Inflated pageview numbers from repeated (not intentionally refreshed) pageviews

Hi all,

I was tasked to look into an ongoing issue we have: that occasionally some visitors have multiple (sometimes hundreds of) pageviews per visit for the same page/action. The records seem suspicious as the delay between the repeats seem to be about 15-19 seconds - it looks as if the users open a tab and leave it open (you can imagine that the pageview numbers tend to be high when left overnight). It occurs mainly for Safari users, though I have observed some unusual cases with Chrome and Firefox (on Mac and Windows 7).

Some other details:

  • Highly probable for Safari users that have a session more than 10 minutes
  • Seen on mobile (Safari) versions too
  • The tracker is on a page with a number of other scripts and external trackers
  • Currently the Javascript tracker code used is the old document.write version
  • Using version 1.11 at the moment, though the problem has persisted since we started tracking (1.10, though maybe since 1.09)
  • The tracker is on a fairly busy site, with doctype XHTML 1.0 Transitional

The symptoms look the same as if you would put the tracker code on a page that refreshes every 15 s. I’ve been focusing on browser-specific quirks and though the old auto-refresh issues with the Webkit implementation (Stop Safari Auto-Refreshing Web Pages in Mac OS X Lion) as I’ve seen it affect Chrome, but I’m not so sure.

I would like to know:

  • Is this a common issue? Has anyone seen such a pattern? I’ve hunted around and not found any other reports like this
  • Can anyone confirm browser quirks when document.write and DOM-append are combined
  • I’ve tried to test with a minimal web page setup but not been able to replicate the problem. What other ways can I introduce to the test page to try and emulate the conditions that cause this?
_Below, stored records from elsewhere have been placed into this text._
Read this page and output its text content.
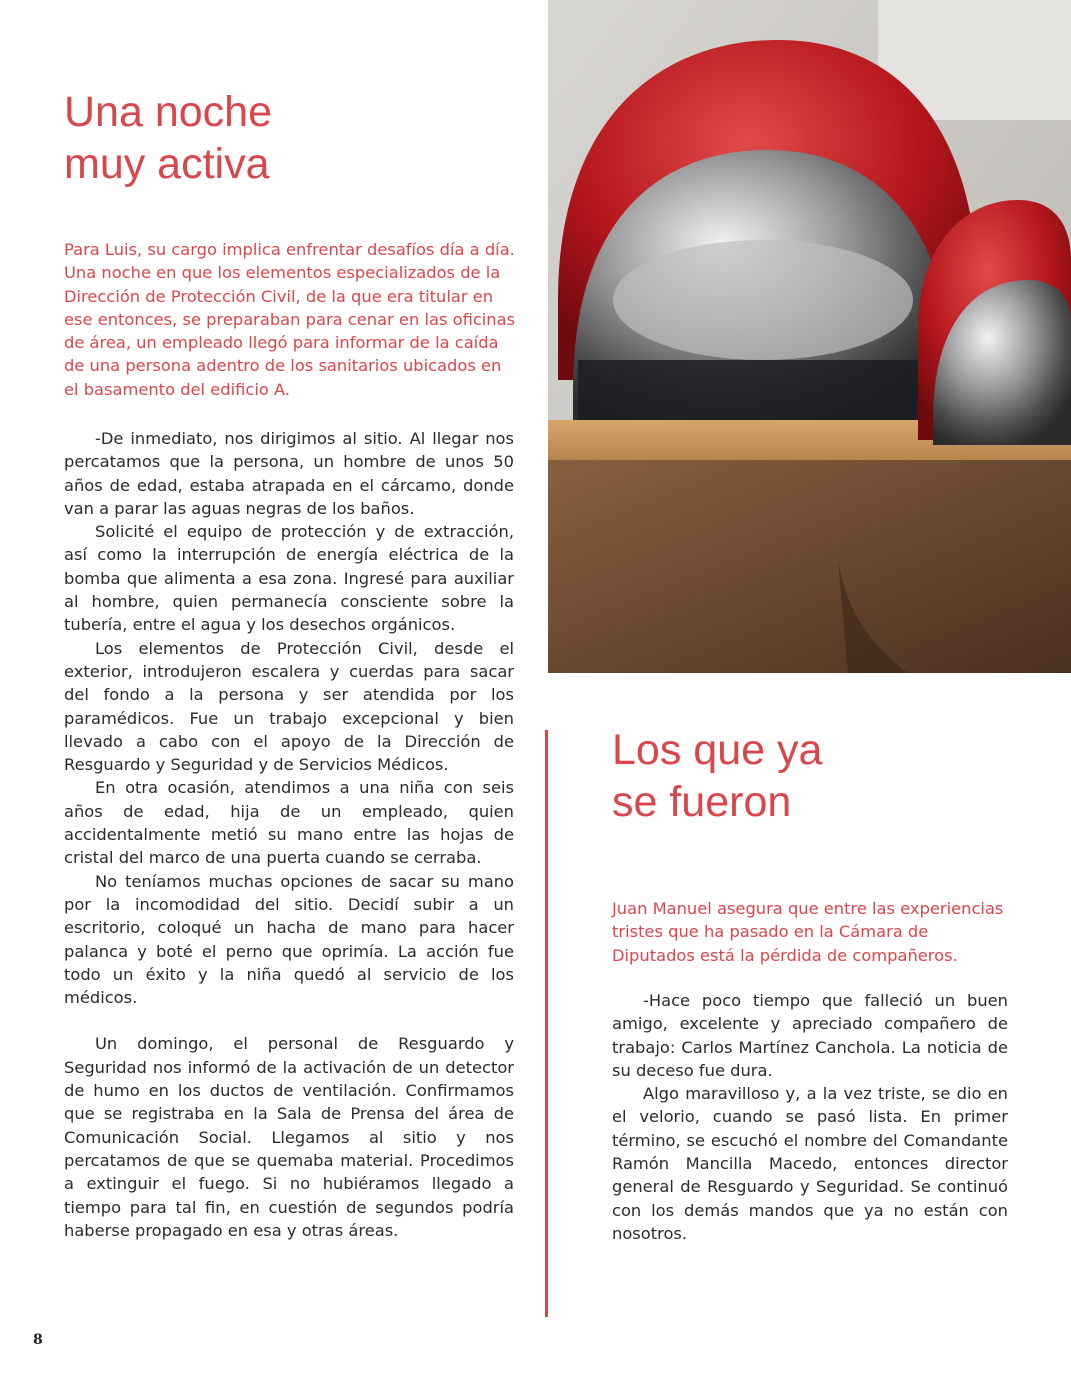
Una noche
muy activa

Para Luis, su cargo implica enfrentar desafíos día a día. Una noche en que los elementos especializados de la Dirección de Protección Civil, de la que era titular en ese entonces, se preparaban para cenar en las oficinas de área, un empleado llegó para informar de la caída de una persona adentro de los sanitarios ubicados en el basamento del edificio A.

-De inmediato, nos dirigimos al sitio. Al llegar nos percatamos que la persona, un hombre de unos 50 años de edad, estaba atrapada en el cárcamo, donde van a parar las aguas negras de los baños.

Solicité el equipo de protección y de extracción, así como la interrupción de energía eléctrica de la bomba que alimenta a esa zona. Ingresé para auxiliar al hombre, quien permanecía consciente sobre la tubería, entre el agua y los desechos orgánicos.

Los elementos de Protección Civil, desde el exterior, introdujeron escalera y cuerdas para sacar del fondo a la persona y ser atendida por los paramédicos. Fue un trabajo excepcional y bien llevado a cabo con el apoyo de la Dirección de Resguardo y Seguridad y de Servicios Médicos.

En otra ocasión, atendimos a una niña con seis años de edad, hija de un empleado, quien accidentalmente metió su mano entre las hojas de cristal del marco de una puerta cuando se cerraba.

No teníamos muchas opciones de sacar su mano por la incomodidad del sitio. Decidí subir a un escritorio, coloqué un hacha de mano para hacer palanca y boté el perno que oprimía. La acción fue todo un éxito y la niña quedó al servicio de los médicos.

Un domingo, el personal de Resguardo y Seguridad nos informó de la activación de un detector de humo en los ductos de ventilación. Confirmamos que se registraba en la Sala de Prensa del área de Comunicación Social. Llegamos al sitio y nos percatamos de que se quemaba material. Procedimos a extinguir el fuego. Si no hubiéramos llegado a tiempo para tal fin, en cuestión de segundos podría haberse propagado en esa y otras áreas.

Los que ya
se fueron

Juan Manuel asegura que entre las experiencias tristes que ha pasado en la Cámara de Diputados está la pérdida de compañeros.

-Hace poco tiempo que falleció un buen amigo, excelente y apreciado compañero de trabajo: Carlos Martínez Canchola. La noticia de su deceso fue dura.

Algo maravilloso y, a la vez triste, se dio en el velorio, cuando se pasó lista. En primer término, se escuchó el nombre del Comandante Ramón Mancilla Macedo, entonces director general de Resguardo y Seguridad. Se continuó con los demás mandos que ya no están con nosotros.

8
If you could also add info on server setup and versioning, cms setup of pages created, it might help in identifying any issues. Also take a look at web logs and see if there is any errors there that might point to things.

regards

Thanks for the swift reply!

I was afraid of that. I’m not too familiar with the live server setup and asking for web logs is rather painful (and I probably can’t reveal too much details with the implementations). From what I have seen of the web logs multiple requests have been fired, coinciding with the visitor logs.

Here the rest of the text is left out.